SHOYEL
HOKHBERG (April 23, 1870-April 22, 1942)
He was born in Yaltushkov
(Yaltushkiv), Podolia region, Ukraine.
He studied in religious primary school; early on became a follower of
the Jewish Enlightenment and turned his attentions to secular subject
matter. At age fifteen he wrote
correspondence pieces for Yudishes
folksblat (Jewish people’s newspaper).
In the third and four issues of M. Spektor’s Hoyzfraynd (House friend), he published descriptions of Jews in the
Caucasus. He also contributed pieces to
the Russian Jewish newspapers Voskhod
(Rising) and Russkii evrei (Russian
Jewry). In 1891 he settled in Warsaw,
where he was the representative and a correspondent for the Russian telegraph
agency, for the Berlin “Wolff Bureau,” and for the Parisian “Havas Agency.” In 1906 he published in Warsaw a weekly
newspaper, Fraytog (Friday), edited
by M. Spektor, and Di yudishe vokhnshrift
(Jewish weekly writing), edited by Y. L. Peretz. At the start of 1907, he was the publisher of
the daily newspaper Unzer lebn (Our
life), edited by M. Spektor and Tsvi Prilucki, which played a leading role in
Jewish life in Warsaw and reached a circulation of 40,000. In 1912 he moved the newspaper to Odessa, and
there he published it until the October Revolution in 1917. In 1922 he returned to Poland and wrote for Lodzer tageblat (Lodz daily newspaper)
and Di khazonim velt (Cantorial
world), among others. He wrote a play
entitled Treytl kvatsh (Rubbish)
which was staged in Warsaw, Lodz, and Odessa.

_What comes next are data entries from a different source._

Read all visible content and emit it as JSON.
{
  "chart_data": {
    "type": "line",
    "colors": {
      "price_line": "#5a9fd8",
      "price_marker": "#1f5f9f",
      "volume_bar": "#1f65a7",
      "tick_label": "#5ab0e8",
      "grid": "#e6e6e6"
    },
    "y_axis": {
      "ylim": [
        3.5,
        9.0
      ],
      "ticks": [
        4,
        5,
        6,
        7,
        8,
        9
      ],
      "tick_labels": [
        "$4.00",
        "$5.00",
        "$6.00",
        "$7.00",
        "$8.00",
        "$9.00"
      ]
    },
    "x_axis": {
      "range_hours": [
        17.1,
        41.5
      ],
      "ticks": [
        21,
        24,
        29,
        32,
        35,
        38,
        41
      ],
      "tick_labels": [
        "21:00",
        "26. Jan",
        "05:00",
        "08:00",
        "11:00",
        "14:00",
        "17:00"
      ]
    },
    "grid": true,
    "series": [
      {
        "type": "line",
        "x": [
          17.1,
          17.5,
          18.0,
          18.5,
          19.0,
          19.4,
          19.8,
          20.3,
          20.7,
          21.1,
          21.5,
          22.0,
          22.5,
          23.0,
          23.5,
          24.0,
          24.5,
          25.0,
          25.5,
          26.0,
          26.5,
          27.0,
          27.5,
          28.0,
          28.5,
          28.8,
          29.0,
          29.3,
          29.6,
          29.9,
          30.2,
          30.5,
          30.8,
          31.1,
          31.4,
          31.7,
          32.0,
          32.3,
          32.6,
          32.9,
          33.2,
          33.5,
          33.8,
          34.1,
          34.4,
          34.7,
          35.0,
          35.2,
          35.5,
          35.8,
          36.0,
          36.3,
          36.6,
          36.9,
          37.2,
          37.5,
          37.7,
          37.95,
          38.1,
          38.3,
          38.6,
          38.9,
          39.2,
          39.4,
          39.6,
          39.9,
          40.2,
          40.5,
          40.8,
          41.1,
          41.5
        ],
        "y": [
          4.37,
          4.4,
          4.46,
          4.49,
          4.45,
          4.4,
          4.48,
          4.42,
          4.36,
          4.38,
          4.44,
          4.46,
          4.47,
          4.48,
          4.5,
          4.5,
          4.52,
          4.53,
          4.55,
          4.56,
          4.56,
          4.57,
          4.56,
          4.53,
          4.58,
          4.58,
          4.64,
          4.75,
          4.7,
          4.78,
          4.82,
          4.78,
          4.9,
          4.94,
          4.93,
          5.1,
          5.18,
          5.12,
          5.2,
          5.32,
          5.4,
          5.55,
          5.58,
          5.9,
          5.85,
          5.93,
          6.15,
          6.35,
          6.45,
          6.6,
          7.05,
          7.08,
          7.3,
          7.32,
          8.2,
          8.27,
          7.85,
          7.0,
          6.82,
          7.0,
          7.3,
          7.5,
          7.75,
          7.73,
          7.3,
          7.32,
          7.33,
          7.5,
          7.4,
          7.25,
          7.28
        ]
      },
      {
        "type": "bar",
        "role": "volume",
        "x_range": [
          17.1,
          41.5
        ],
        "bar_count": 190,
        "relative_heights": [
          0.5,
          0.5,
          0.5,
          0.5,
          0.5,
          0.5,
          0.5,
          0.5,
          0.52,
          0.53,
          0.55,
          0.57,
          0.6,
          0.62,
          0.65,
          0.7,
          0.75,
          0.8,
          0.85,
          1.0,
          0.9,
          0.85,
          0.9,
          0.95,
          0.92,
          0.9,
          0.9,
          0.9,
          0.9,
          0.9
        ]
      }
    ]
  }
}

He was also concerned with community work, in particular with aid work
to those who had suffered during WWI and pogroms in Ukraine. During the months of the Kerensky government
in Russia in 1917, he intervened with the Romanian government concerning the
harsh conditions facing Jews in Romania, especially in the provinces that
Romania occupied in 1918. At the time he
published in Unzer lebn a series of
articles on the persecutions suffered by Jews in Romania. Prior to the outbreak of WWII, he emigrated
to Israel, and he died in Jerusalem.
Sources:
Zalmen Reyzen, Leksikon, vol. 1,
including a bibliography; Z. Zilbertsvayg, Leksikon
fun yidishn teater (Handbook of the Yiddish theater), vol. 1; American Jewish Year Book (5703-1942).